Y ahora nos encontramos por tanto a dos semanas del nuevo vencimiento de la ultractividad del convenio colectivo que pactaron, con unas posturas muy distantes y difícilmente conciliables, donde nuevamente desde la parte sindical estamos demandando una nueva prórroga, al menos, hasta el 31 de diciembre, tal como desde CGT requeríamos inicialmente. Una prórroga que pueda facilitar en lo posible un acercamiento entre las partes.

Sin embargo, la patronal bancaria nos sorprendió en la última reunión, celebrada el pasado 7 de octubre, supeditando esa nueva prórroga a la firma de un preacuerdo de convenio, sobre la premisa fundamental de que suponga coste cero para las cuentas de resultados de los bancos asociados.

Como indicábamos en nuestro anterior comunicado, el convenio de ahorro recientemente firmado no es una buena referencia, no sólo por la pérdida de poder adquisitivo y de derechos que lleva implícito, sino porque muestra la debilidad extrema de los firmantes: CCOO, UGT y FINE. Debilidad que ahora, una vez conocida y constatada, la patronal bancaria también quiere explotarla en su beneficio, forzando un preacuerdo de convenio abusivo, utilizando, al igual que hizo la patronal de ahorro, el fin de la ultractividad como elemento de presión.

Desde CGT creemos que, es mejor no sucumbir al chantaje patronal y dejar que venza la ultractividad, quedándonos, dado el caso, sin convenio colectivo, pasando con ello sus clausulados a formar parte de la mochila de cada persona trabajadora y, por tanto, ya no modificables NUNCA a la baja de manera colectiva, que firmar un convenio retrógrado que precarice más las condiciones laborables de toda la plantilla del sector bancario.

No es de recibo que a las plantillas de banca se nos exija un nuevo esfuerzo, consistente fundamentalmente en renunciar a subidas salariales para el cuatrienio 2019-2023, mientras que los bancos, saltándose las recomendaciones del Banco Central Europeo de suspender el pago de dividendos para reforzar la ratio de capital “CET1 fully loaded”, estén tratando por todos los medios de reactivarlo para satisfacer preferentemente el ansia de dinero de sus accionistas, fundamentalmente los mayoritarios.

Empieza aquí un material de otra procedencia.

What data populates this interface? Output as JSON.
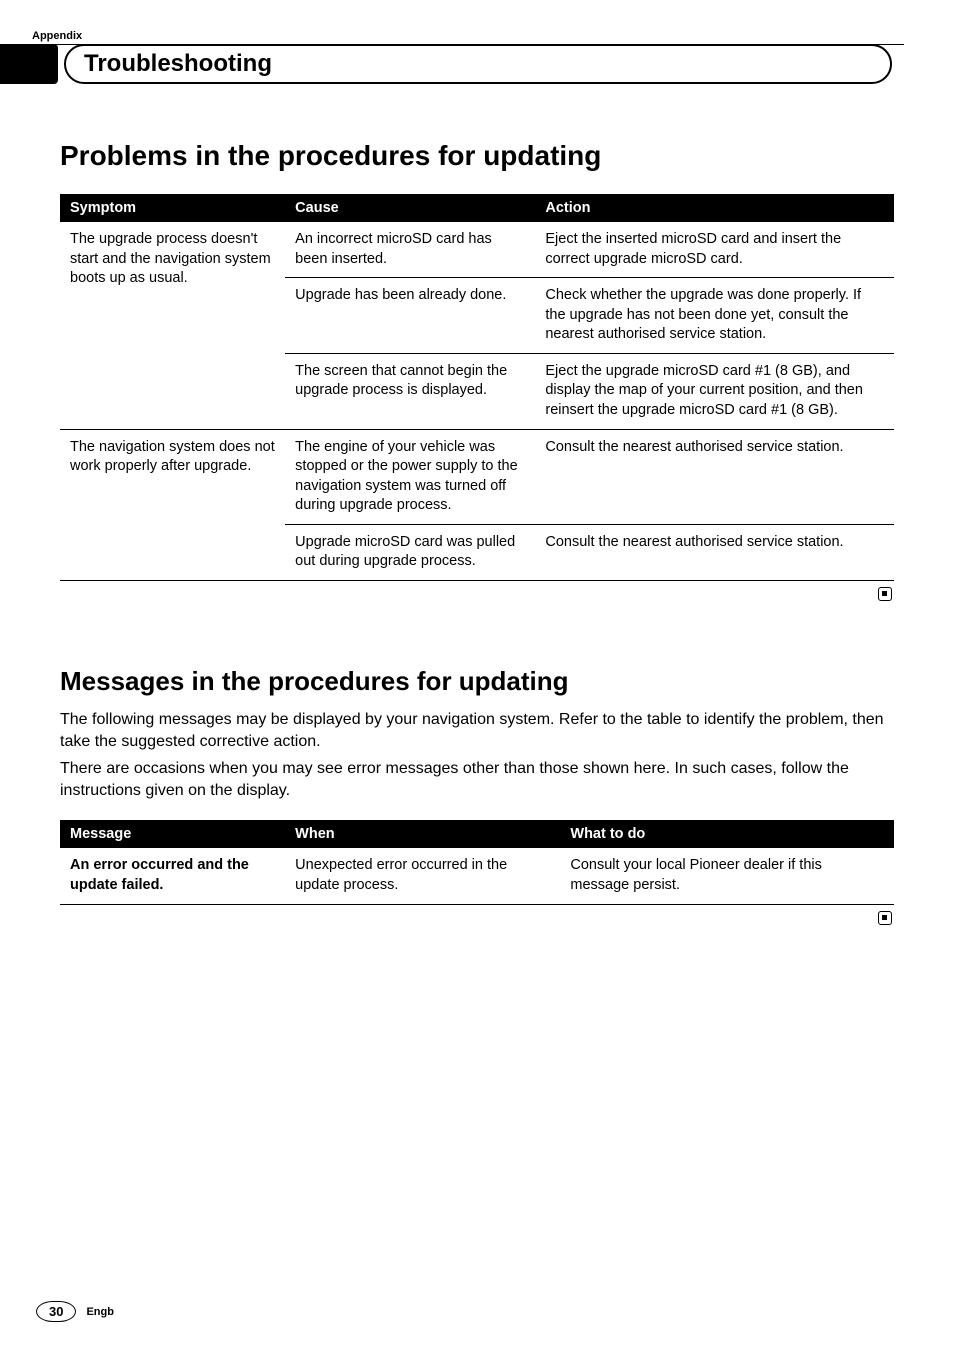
{
  "header": {
    "appendix": "Appendix",
    "section_title": "Troubleshooting"
  },
  "sections": {
    "problems": {
      "heading": "Problems in the procedures for updating",
      "table": {
        "headers": {
          "c1": "Symptom",
          "c2": "Cause",
          "c3": "Action"
        },
        "rows": [
          {
            "symptom": "The upgrade process doesn't start and the navigation system boots up as usual.",
            "symptom_rowspan": 3,
            "cause": "An incorrect microSD card has been inserted.",
            "action": "Eject the inserted microSD card and insert the correct upgrade microSD card."
          },
          {
            "cause": "Upgrade has been already done.",
            "action": "Check whether the upgrade was done properly. If the upgrade has not been done yet, consult the nearest authorised service station."
          },
          {
            "cause": "The screen that cannot begin the upgrade process is displayed.",
            "action": "Eject the upgrade microSD card #1 (8 GB), and display the map of your current position, and then reinsert the upgrade microSD card #1 (8 GB)."
          },
          {
            "symptom": "The navigation system does not work properly after upgrade.",
            "symptom_rowspan": 2,
            "cause": "The engine of your vehicle was stopped or the power supply to the navigation system was turned off during upgrade process.",
            "action": "Consult the nearest authorised service station."
          },
          {
            "cause": "Upgrade microSD card was pulled out during upgrade process.",
            "action": "Consult the nearest authorised service station."
          }
        ]
      }
    },
    "messages": {
      "heading": "Messages in the procedures for updating",
      "intro1": "The following messages may be displayed by your navigation system. Refer to the table to identify the problem, then take the suggested corrective action.",
      "intro2": "There are occasions when you may see error messages other than those shown here. In such cases, follow the instructions given on the display.",
      "table": {
        "headers": {
          "c1": "Message",
          "c2": "When",
          "c3": "What to do"
        },
        "rows": [
          {
            "message": "An error occurred and the update failed.",
            "when": "Unexpected error occurred in the update process.",
            "what": "Consult your local Pioneer dealer if this message persist."
          }
        ]
      }
    }
  },
  "footer": {
    "page_number": "30",
    "lang": "Engb"
  }
}
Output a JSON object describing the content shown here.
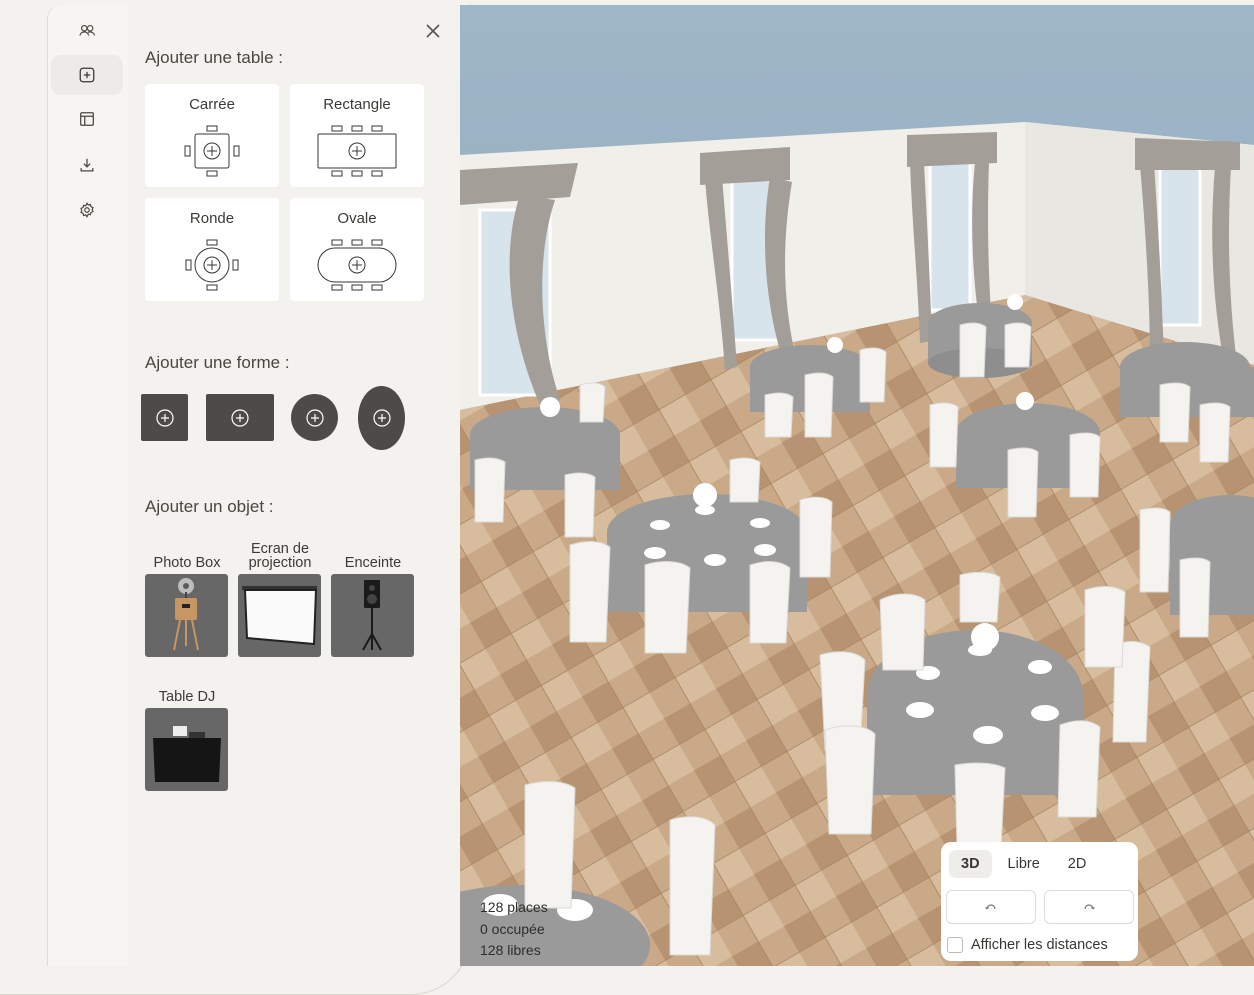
{
  "sidebar": {
    "items": [
      {
        "icon": "users-icon",
        "active": false
      },
      {
        "icon": "add-square-icon",
        "active": true
      },
      {
        "icon": "layout-icon",
        "active": false
      },
      {
        "icon": "download-icon",
        "active": false
      },
      {
        "icon": "gear-icon",
        "active": false
      }
    ]
  },
  "panel": {
    "close_icon": "close-icon",
    "tables_heading": "Ajouter une table :",
    "tables": [
      {
        "label": "Carrée",
        "icon": "square-table-icon"
      },
      {
        "label": "Rectangle",
        "icon": "rectangle-table-icon"
      },
      {
        "label": "Ronde",
        "icon": "round-table-icon"
      },
      {
        "label": "Ovale",
        "icon": "oval-table-icon"
      }
    ],
    "shapes_heading": "Ajouter une forme :",
    "shapes": [
      {
        "name": "square-shape",
        "icon": "plus-circle-icon"
      },
      {
        "name": "rectangle-shape",
        "icon": "plus-circle-icon"
      },
      {
        "name": "circle-shape",
        "icon": "plus-circle-icon"
      },
      {
        "name": "oval-shape",
        "icon": "plus-circle-icon"
      }
    ],
    "objects_heading": "Ajouter un objet :",
    "objects": [
      {
        "label": "Photo Box"
      },
      {
        "label": "Ecran de projection"
      },
      {
        "label": "Enceinte"
      },
      {
        "label": "Table DJ"
      }
    ]
  },
  "scene": {
    "stats": {
      "places": "128 places",
      "occupied": "0 occupée",
      "free": "128 libres"
    },
    "view_modes": [
      "3D",
      "Libre",
      "2D"
    ],
    "active_mode": "3D",
    "rotate_left_icon": "rotate-left-icon",
    "rotate_right_icon": "rotate-right-icon",
    "show_distances_label": "Afficher les distances",
    "show_distances_checked": false,
    "colors": {
      "wall": "#f4f2ee",
      "sky": "#9db3c4",
      "floor": "#c8a886",
      "tablecloth": "#9a9a9a",
      "chair": "#f4f3f0"
    }
  }
}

Desde CGT no vamos a aceptar que la sumisión y la debilidad de esos sindicatos, condicionados por el “trato ventajoso” que reciben de la patronal, los aproveche ésta para perjudicar nuestros derechos, y vamos a hacer todo cuanto esté en nuestra mano para que, desde dentro la mesa de negociación, primen los intereses de las plantillas por encima de cualquier otro interés. La próxima reunión será el 14 de octubre.